Shall I tell the story of how I almost died in childbirth? I even had a classic near-death experience long before I read anything by Kubler-Ross. It was 1974.
I was a couple of weeks past my due date, when the many Braxton-Hicks contractions I had been having for weeks became a lot stronger. Friends stopped by to see how I was doing and to see the ripple of contractions over my belly. I could write another essay about how a pregnant woman’s belly seems to become public property, with bare acquaintances feeling entitled to pat it. I was cleaning my apartment, a common urge during labor, when my water broke with a loud “Thok!” and splashed all over my clean floor.
A friend drove me to L.A. County Hospital, where I was to deliver my baby because I was participating as a control subject in Toke Hoppenbrouwers’ study of Sudden Infant Death Syndrome there. I was in labor for several hours, throwing up the entire time. It hurt! But I did not scream, as many of the other women were doing. I used to say I would not have given up state secrets from that much pain. After going through transition and becoming utterly exhausted, the doctor gave me a spinal block, a bit late I thought! The monitors on the baby and me showed distress, so the young doctor used forceps to pull her out quickly.
The force tore me open from my left ureter to my left labia, and I hemorrhaged pints of blood. I saw the doctor literally throw my baby at a nurse and start screaming, “Get some help in here!!! I need help in here!!!!” I think I went into shock, as people rushed in all around me. I felt like I could not move, but I felt a strange, deep calm, and wanted to tell the young doctor not to be afraid. I felt like I was floating above my body and I saw a white light in the distance. I think the calm feeling came from not being able to move, and the sensation of floating above my body and seeing a white light was my brain trying to make sense of the state of shock. Anyway, after a while, I sort of “came to” and became aware of the reality around me. An older doctor took my hand, and said reassuringly, “You’re going to make it.” I thought, “You mean there was doubt?” and then I was afraid. I looked around to see where they had put my baby and saw her lying alone in what looked like a clear plastic box, and I started asking if she were OK.
After I was all sewed up and hydrated with IVs, someone handed me my baby, and I began to cry with joy.

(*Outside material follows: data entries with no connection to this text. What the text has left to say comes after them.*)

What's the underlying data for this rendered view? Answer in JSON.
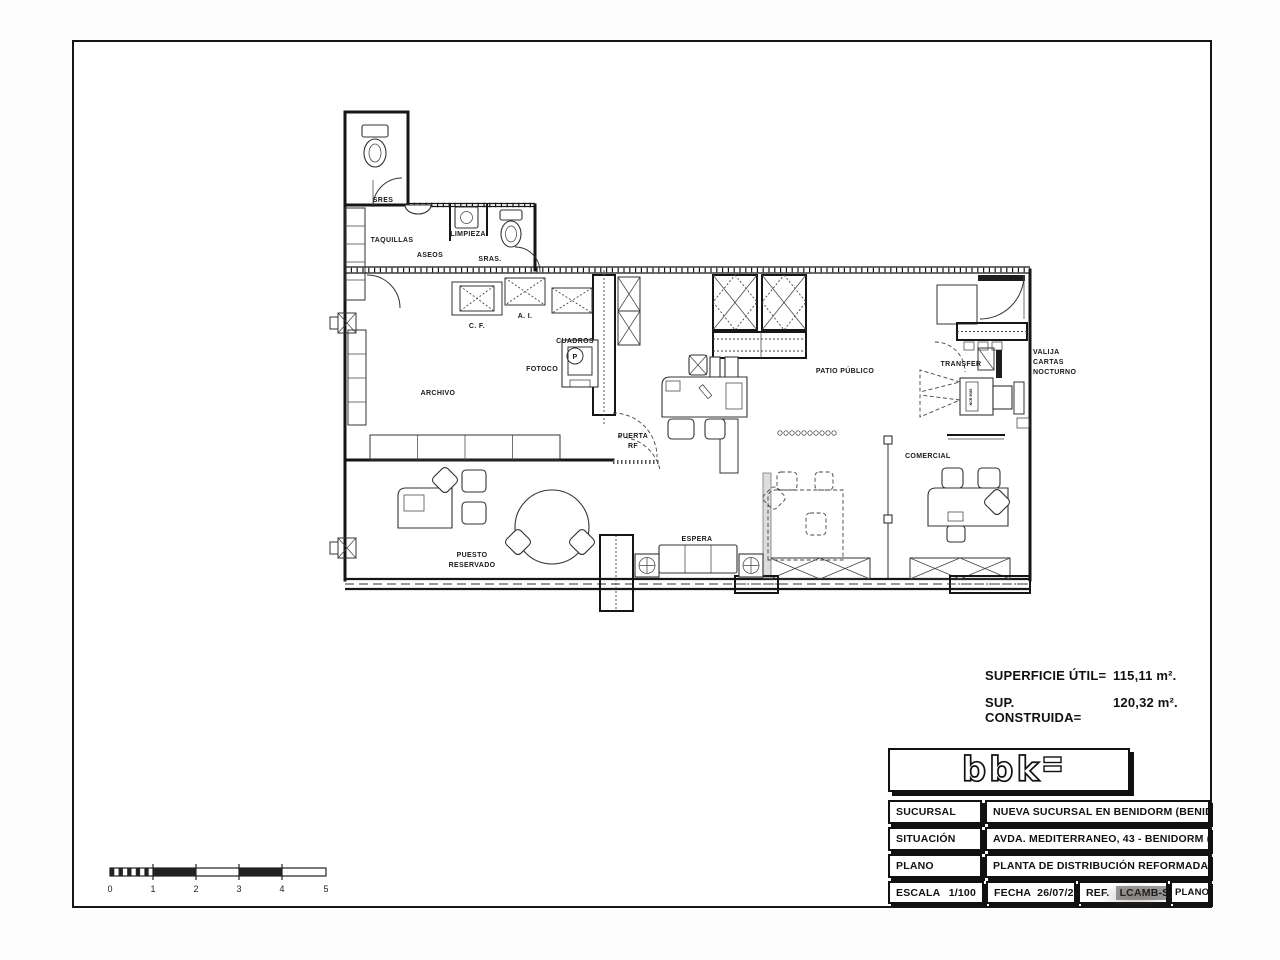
{
  "plan_labels": {
    "sres": "SRES",
    "taquillas": "TAQUILLAS",
    "aseos": "ASEOS",
    "limpieza": "LIMPIEZA",
    "sras": "SRAS.",
    "cf": "C. F.",
    "ai": "A. I.",
    "cuadros": "CUADROS",
    "p": "P",
    "fotoco": "FOTOCO",
    "archivo": "ARCHIVO",
    "puerta_1": "PUERTA",
    "puerta_2": "RF",
    "patio": "PATIO PÚBLICO",
    "transfer": "TRANSFER",
    "valija_1": "VALIJA",
    "valija_2": "CARTAS",
    "valija_3": "NOCTURNO",
    "atm": "NCR 5085",
    "comercial": "COMERCIAL",
    "puesto_1": "PUESTO",
    "puesto_2": "RESERVADO",
    "espera": "ESPERA"
  },
  "areas": {
    "util_label": "SUPERFICIE ÚTIL=",
    "util_value": "115,11 m².",
    "constr_label": "SUP. CONSTRUIDA=",
    "constr_value": "120,32 m²."
  },
  "title_block": {
    "logo_text": "bbk",
    "rows": [
      {
        "label": "SUCURSAL",
        "value": "NUEVA SUCURSAL EN BENIDORM (BENIDORM II)"
      },
      {
        "label": "SITUACIÓN",
        "value": "AVDA. MEDITERRANEO, 43 - BENIDORM (ALICANTE)"
      },
      {
        "label": "PLANO",
        "value": "PLANTA DE DISTRIBUCIÓN REFORMADA - SOLUCIÓN 2"
      }
    ],
    "escala_label": "ESCALA",
    "escala_value": "1/100",
    "fecha_label": "FECHA",
    "fecha_value": "26/07/2006",
    "ref_label": "REF.",
    "ref_value": "LCAMB-S2",
    "plano_num_label": "PLANO Nº"
  },
  "scale_bar": {
    "ticks": [
      "0",
      "1",
      "2",
      "3",
      "4",
      "5"
    ]
  }
}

I remember singing her a little song in a cracked voice, through my tears.
I fell asleep and woke up in a hospital room with three extremely young Hispanic women. They had their plump babies with masses of dark hair, and they had lots of excited visitors. I could see they felt sorry for me, so weak and full of IVs, with no visitors and a pale, bald baby. They would help me get out of bed and lift my baby for me.
I was starving! I had not had anything to eat for over two days. At lunch, the orderlies brought me a huge, juicy hamburger. It smelled so good! I was about to take a bite -- I literally had the hamburger in my mouth -- when a nurse rushed in and grabbed it away from me. She said I had to have an X-ray with dye added to my blood to assess how much internal damage I had, and you are not supposed to eat before that test. I learned why when the dye made me totally nauseous. Although the test showed that they had sewed me up well and my ureter was OK, I was exhausted by the time I got back to my room and could not eat.
The next day we were all sent home. The doctors came in the morning and said “You are going home today” to the Hispanic girls, who did not understand English. So the doctors repeated it more loudly! They actually did this. I translated for the girls, a small favor in return for all their help.
My doctor said the same, and when I said I felt so weak that I thought maybe a blood transfusion would help, he said he did not want to do that because there was something wrong with the blood supply. So they knew something about AIDS even then. He also said hospitals were a very unhealthy place to be, so I had to take my baby and go home.
My mother came to stay with me, and she took complete care of the baby, because I could do very little. She was still working, so after a week she went home. My sister came and spent the night with me after her work for a couple of days, since I was afraid I would die during the night and the baby would be all alone. My friend Joanie was at the point with her daughter that she did not need her full time nanny anymore, so I hired her. For a couple more weeks, Lora did everything, while I tried to recover my strength.
I was supposed to start my new job six weeks after giving birth, but I was still not very strong and asked to start at ten weeks. After ten weeks with my darling baby, I spent the first two days at work crying in the ladies’ room. After a year, I finally felt fully recovered.